SPR: A Structured Prompt Refinement Network for Modality Missing
Abstract
Prompt learning has recently emerged as a novel, parameter-efficient paradigm to tackle the missing modalities challenge. However, existing prompting methods often overlook the internal structural information within prompt vectors, limiting their effectiveness in guiding frozen backbone models under diverse missing modality scenarios.

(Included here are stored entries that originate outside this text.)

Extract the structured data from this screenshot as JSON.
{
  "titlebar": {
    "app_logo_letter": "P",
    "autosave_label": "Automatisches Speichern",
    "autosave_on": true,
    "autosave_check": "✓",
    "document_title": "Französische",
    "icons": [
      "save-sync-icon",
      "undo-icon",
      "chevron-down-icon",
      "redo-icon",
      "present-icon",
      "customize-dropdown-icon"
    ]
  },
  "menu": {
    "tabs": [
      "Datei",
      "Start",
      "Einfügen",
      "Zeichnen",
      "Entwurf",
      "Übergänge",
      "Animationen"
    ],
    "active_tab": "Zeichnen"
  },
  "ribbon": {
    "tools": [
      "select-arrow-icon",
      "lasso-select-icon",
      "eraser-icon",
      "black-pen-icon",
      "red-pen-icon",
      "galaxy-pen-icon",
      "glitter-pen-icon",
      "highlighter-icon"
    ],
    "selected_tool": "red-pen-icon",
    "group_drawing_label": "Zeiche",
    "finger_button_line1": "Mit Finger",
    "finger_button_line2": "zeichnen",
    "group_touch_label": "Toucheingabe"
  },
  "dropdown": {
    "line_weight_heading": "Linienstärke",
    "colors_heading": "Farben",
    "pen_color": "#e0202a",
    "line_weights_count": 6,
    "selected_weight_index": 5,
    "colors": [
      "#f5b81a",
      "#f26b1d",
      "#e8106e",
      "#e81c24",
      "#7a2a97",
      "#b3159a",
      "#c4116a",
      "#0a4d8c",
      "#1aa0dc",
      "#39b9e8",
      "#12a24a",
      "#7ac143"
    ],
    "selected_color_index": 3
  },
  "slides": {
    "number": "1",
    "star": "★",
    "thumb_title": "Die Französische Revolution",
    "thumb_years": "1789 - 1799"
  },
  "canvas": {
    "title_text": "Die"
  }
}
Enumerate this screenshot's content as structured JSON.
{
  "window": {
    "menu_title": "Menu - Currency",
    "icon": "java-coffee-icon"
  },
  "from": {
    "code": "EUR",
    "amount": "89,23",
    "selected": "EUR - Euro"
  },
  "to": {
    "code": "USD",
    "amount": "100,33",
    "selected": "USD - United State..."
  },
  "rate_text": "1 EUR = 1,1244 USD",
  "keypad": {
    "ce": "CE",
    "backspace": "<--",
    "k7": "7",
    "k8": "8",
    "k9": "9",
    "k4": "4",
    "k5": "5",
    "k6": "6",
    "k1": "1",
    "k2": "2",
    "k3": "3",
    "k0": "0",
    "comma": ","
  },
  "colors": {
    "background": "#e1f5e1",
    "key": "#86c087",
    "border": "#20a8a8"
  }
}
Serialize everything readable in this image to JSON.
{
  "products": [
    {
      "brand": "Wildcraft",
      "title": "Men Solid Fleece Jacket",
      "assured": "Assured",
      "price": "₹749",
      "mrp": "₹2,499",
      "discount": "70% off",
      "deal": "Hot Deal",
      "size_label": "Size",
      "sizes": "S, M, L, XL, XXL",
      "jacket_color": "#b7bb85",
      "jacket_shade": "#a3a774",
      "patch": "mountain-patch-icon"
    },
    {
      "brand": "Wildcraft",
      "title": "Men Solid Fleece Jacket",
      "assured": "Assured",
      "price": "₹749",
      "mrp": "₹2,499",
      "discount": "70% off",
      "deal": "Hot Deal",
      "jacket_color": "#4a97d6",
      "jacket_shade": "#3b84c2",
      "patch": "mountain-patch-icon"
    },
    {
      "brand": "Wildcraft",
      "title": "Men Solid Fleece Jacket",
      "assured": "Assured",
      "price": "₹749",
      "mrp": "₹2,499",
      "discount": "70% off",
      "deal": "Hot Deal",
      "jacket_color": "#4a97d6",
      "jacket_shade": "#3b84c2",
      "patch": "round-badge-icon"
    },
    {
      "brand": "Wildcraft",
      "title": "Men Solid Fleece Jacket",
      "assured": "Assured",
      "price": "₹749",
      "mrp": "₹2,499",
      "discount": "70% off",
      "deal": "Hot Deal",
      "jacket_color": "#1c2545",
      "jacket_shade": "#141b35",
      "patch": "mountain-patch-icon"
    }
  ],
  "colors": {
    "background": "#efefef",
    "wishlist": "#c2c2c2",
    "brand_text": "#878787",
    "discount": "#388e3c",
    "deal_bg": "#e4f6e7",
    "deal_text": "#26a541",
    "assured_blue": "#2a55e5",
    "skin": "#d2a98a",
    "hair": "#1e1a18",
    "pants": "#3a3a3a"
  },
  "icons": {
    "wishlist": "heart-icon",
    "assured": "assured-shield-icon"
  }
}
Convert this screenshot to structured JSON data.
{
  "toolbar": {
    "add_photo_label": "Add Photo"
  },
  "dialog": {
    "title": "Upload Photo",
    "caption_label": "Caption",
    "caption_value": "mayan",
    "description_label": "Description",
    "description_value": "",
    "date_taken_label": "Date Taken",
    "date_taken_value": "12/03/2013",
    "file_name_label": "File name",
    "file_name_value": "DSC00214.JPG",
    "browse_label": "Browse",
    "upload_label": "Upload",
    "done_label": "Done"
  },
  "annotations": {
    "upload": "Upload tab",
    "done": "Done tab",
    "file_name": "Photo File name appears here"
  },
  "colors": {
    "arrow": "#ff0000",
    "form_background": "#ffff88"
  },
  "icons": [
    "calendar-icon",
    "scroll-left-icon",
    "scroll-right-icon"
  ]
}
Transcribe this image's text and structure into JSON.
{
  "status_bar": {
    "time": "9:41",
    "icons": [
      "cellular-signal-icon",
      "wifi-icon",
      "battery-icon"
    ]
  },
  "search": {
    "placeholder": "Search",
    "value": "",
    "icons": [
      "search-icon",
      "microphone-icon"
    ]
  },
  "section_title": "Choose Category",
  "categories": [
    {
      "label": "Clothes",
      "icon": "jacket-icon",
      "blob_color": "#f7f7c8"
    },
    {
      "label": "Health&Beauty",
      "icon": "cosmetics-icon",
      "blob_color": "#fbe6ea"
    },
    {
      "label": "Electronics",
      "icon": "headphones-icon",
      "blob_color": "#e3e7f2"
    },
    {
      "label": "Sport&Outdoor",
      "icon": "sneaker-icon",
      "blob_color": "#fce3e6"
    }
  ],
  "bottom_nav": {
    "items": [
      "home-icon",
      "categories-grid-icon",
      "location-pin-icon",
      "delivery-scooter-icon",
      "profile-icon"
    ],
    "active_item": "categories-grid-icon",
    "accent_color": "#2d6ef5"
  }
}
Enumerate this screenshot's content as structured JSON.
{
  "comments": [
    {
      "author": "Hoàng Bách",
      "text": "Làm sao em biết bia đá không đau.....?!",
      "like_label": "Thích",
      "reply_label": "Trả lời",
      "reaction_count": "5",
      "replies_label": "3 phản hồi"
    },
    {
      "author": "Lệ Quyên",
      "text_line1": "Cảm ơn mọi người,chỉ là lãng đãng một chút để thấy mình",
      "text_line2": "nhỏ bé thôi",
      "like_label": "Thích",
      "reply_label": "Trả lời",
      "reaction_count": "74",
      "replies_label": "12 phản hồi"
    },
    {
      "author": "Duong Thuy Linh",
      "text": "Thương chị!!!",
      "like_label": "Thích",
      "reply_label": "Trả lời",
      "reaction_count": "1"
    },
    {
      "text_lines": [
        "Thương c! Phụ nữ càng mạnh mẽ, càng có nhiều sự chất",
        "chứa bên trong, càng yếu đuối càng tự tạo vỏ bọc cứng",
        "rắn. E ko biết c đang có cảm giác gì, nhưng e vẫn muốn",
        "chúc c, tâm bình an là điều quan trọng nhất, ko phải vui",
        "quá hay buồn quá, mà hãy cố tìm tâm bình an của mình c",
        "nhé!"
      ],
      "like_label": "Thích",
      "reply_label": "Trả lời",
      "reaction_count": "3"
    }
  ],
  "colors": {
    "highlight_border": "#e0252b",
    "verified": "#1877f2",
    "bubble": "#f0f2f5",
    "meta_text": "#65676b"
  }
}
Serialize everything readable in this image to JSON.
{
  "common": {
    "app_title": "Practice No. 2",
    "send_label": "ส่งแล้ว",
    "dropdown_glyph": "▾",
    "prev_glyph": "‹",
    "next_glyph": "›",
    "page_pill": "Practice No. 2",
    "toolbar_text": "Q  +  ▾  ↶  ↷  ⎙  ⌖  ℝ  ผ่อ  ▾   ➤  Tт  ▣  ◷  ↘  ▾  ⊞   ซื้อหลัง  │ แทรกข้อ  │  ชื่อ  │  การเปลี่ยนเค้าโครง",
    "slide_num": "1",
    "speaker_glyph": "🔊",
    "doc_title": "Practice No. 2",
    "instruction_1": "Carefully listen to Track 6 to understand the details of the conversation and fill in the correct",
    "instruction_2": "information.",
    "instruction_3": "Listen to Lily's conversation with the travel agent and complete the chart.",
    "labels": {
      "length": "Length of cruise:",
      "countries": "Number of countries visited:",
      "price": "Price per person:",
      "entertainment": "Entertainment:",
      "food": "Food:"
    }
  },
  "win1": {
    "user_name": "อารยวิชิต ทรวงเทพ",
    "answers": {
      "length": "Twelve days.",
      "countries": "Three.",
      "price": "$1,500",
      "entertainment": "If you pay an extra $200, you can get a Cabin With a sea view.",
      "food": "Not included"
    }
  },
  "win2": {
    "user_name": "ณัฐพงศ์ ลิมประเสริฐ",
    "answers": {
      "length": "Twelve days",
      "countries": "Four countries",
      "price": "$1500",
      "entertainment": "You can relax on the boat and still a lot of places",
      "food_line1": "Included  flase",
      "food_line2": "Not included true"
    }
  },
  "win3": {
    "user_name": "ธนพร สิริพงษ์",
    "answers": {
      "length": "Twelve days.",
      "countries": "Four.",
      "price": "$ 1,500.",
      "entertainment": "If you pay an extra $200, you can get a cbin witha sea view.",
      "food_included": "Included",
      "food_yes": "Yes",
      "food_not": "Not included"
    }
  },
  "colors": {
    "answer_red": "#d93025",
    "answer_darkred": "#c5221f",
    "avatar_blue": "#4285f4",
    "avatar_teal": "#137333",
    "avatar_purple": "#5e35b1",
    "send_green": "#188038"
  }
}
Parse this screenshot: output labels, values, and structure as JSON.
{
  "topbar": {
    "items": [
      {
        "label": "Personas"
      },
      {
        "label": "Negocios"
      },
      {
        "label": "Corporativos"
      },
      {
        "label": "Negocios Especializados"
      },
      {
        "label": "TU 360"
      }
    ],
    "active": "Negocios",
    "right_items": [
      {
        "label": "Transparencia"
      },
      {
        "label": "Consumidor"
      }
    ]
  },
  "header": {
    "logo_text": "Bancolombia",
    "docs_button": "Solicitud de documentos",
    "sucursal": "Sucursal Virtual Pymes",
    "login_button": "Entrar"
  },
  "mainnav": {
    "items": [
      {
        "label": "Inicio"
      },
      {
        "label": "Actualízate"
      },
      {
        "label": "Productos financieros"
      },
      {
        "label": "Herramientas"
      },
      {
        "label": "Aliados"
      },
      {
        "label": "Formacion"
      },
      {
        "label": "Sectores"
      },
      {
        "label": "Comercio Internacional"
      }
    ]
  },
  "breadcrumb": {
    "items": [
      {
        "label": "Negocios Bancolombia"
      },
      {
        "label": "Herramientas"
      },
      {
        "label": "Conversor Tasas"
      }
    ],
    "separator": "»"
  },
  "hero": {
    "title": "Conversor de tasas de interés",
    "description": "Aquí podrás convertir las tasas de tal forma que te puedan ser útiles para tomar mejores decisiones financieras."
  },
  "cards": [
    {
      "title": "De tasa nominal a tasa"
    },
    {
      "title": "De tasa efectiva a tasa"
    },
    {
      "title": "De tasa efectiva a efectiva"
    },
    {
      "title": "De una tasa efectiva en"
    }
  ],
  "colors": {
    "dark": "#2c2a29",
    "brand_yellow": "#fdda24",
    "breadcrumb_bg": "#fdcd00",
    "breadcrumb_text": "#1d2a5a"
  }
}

To address this limitation, we propose a Structured Prompt Refining (SPR) network that refines the internal structure of prompt vectors across multiple dimensions: (1) a Global Interaction Fusion Module captures bidirectional interactions across prompt layers, thereby mitigating sub-optimal adaptation from inconsistent guidance under missing modalities, (2) a Local Feature Refinement Module structures adjacent prompt vectors into coherent semantic units, leveraging local contextual relationships to maintain semantic integrity during modality absence, and (3) a Channel Feature Selection Module uses point-wise gating to adaptively suppress noise and enhance critical channels based on the specific missing modality. Using only 0.8% trainable parameters, SPR achieves significant improvements on three mainstream multimodal classification datasets. Notably, it surpasses state-of-the-art by 3.8% in F1-Macro on the MM-IMDB dataset, even at a 90% modality missing rate. Extensive experiments and in-depth ablations validate SPR's effectiveness and robustness under various missing conditions.